On an otherwise casual afternoon, I drove to the causeway to Mateo and lugged my tackle box and rod to the bridge pier. There I met a fellow named Henry. We exchanged pleasantries then came the eternal fishing question:
“Catching anything?”
“Just got here.”
“I usually fish from the other side of the pier, but they closed it off.”
“Shouldn’t make any difference. The wind is in our favor.”
“Where are you from?
Henry said he was from Charlotte and we both agreed how much that city has grown and how awful the traffic. Henry said he had been coming to the Outer Banks for 12 or 13 years. His family gets together annually and rents a big cottage in Kill Devil Hills, and there were 20 staying there this week.

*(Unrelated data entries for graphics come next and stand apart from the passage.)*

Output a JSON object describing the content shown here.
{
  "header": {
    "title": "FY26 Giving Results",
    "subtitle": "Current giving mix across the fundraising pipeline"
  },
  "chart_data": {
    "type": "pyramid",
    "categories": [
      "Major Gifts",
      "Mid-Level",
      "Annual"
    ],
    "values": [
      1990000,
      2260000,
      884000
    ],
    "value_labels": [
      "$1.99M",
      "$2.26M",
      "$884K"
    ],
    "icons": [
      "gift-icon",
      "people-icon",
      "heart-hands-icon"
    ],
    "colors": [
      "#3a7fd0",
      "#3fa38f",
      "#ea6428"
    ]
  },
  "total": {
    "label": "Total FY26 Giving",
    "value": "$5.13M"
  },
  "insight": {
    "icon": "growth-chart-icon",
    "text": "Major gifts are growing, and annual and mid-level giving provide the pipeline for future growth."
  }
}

“I go fishing as soon as I can,” Henry said. “I want to get out of that house.”
Then our discussion turned to fishing. We shared tips and memories, special spots and baits that had been successful.
Henry’s rod tip twitched a bit and he pulled a frisky pinfish over the rail, then tossed it back. Nothing much was messing with my GULP jig. I was hoping for a trout or a drum. A kid at the end of the pier scooted some Ratt’l Traps beneath the bridge and pulled out 12-inch rockfish on most every cast. They were all throwbacks. He also caught a 20-inch flounder, but they were not in season, and he eased it back into the sound.
Others on the pier stopped to chat as they came or went. Two older gentlemen to the side were using bobbers and cane poles and caught 3-inch pinfish by the hundreds, literally. They threw them all back. They were just having fun fishing on a pier where you never meet a stranger.